Publication year - 2020
Publication title -
clinical oral implants research
Language(s) - English
Resource type - Journals
SCImago Journal Rank - 2.407
H-Index - 161
eISSN - 1600-0501
pISSN - 0905-7161
DOI - 10.1111/clr.13575
Subject(s) - osseointegration , implant , materials science , biomedical engineering , titanium , rankl , dentistry , in vivo , medicine , activator (genetics) , surgery , metallurgy , receptor , microbiology and biotechnology , biology
Objectives This study determined whether implant surfaces that promote osseointegration in normal rats can promote osseointegration in osteoporotic rats without pharmacologic intervention. Materials and Methods Virgin female 8‐month‐old CD Sprague Dawley rats ( N = 25) were ovariectomized. At 6 weeks, microstructured/non‐nanostructured/hydrophobic, microstructured/nanostructured/hydrophobic, or microstructured/nanostructured/hydrophilic Ti implants (Ø2.5 × 3.5 mm; Institut Straumann AG, Basel, Switzerland) were placed in the distal metaphysis of each femur. At 28 days, bone quality and implant osseointegration were assessed using microCT, histomorphometrics, and removal torque values (RTVs). Calvarial osteoblasts were isolated and cultured for 7 days on Ø15 mm Ti disks processed to exhibit similar surface characteristics as the implants used for the in vivo studies.
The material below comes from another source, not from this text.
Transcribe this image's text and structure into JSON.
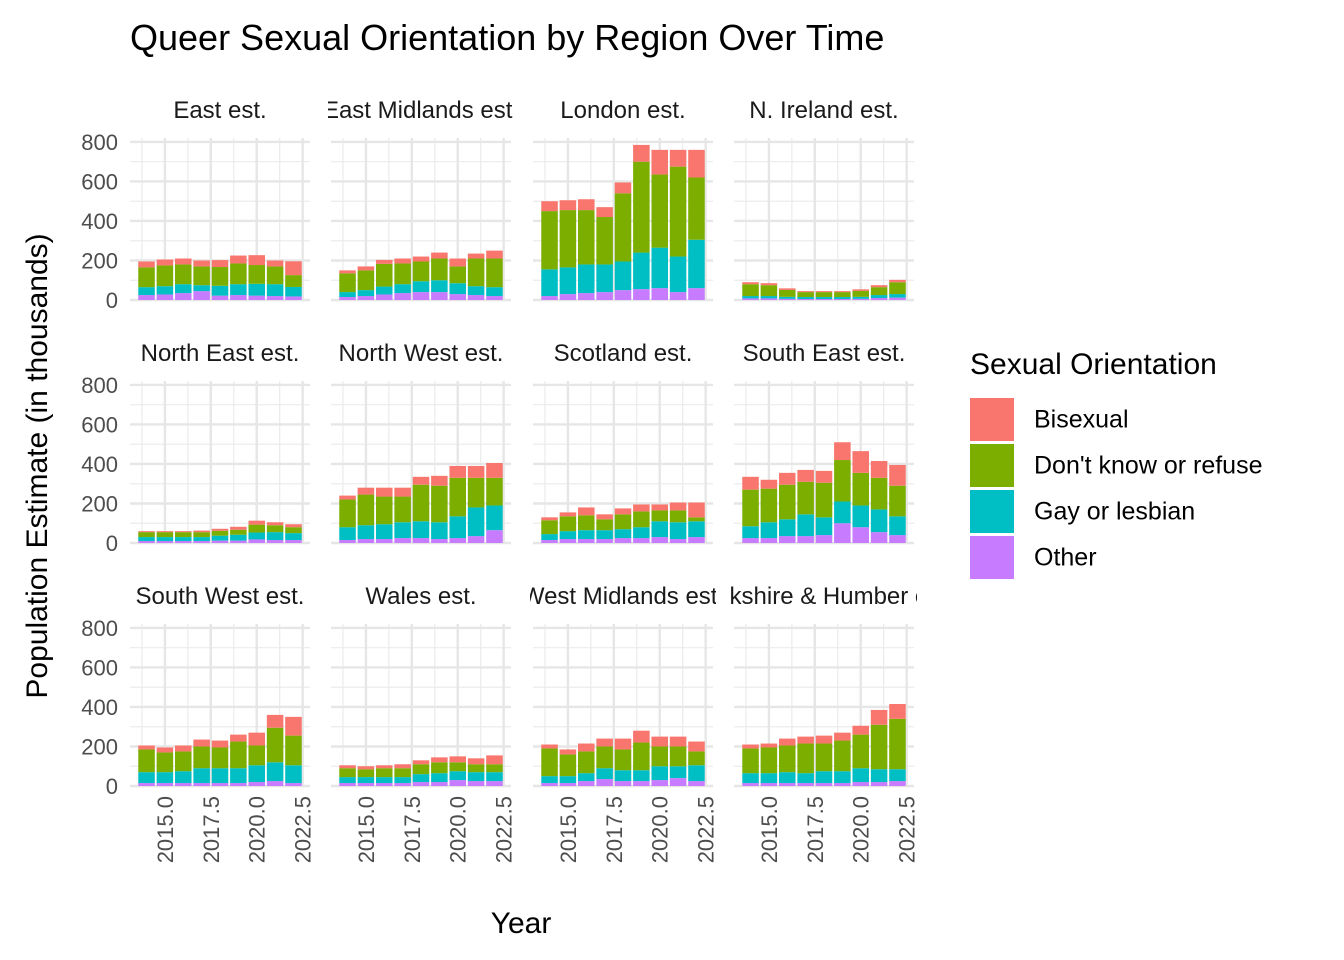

The phenotype was assessed by measuring the production of osteocalcin, osteoprotegerin, osteopontin, BMP2, VEGF, and RANKL. Results Microstructured/nanostructured/hydrophilic implants promoted increased bone‐to‐implant contact and RTVs in vivo and increased osteoblastic marker production in vitro compared to microstructured/non‐nanostructured/hydrophobic and microstructured/nanostructured/hydrophobic implants, suggesting that osseointegration occurs in osteoporotic animals, and implant surface properties improve its rate. Conclusions Although all modified implants were able to osseointegrate in rats with OVX‐induced osteoporosis without pharmacologic intervention, the degree of osseointegration was greater around microstructured/nanostructured/hydrophilic implant surfaces. These results suggest that when appropriate microstructure is present, hydrophilicity has a greater influence on Ti implant osseointegration compared to nanostructures. Moreover, modified implant surfaces can exert their control over the altered bone turnover observed in osteoporotic patients to stimulate functional osseointegration. These results provide critical insight for developing implants with improved osseointegration in patients with metabolic disorders of bone remodeling.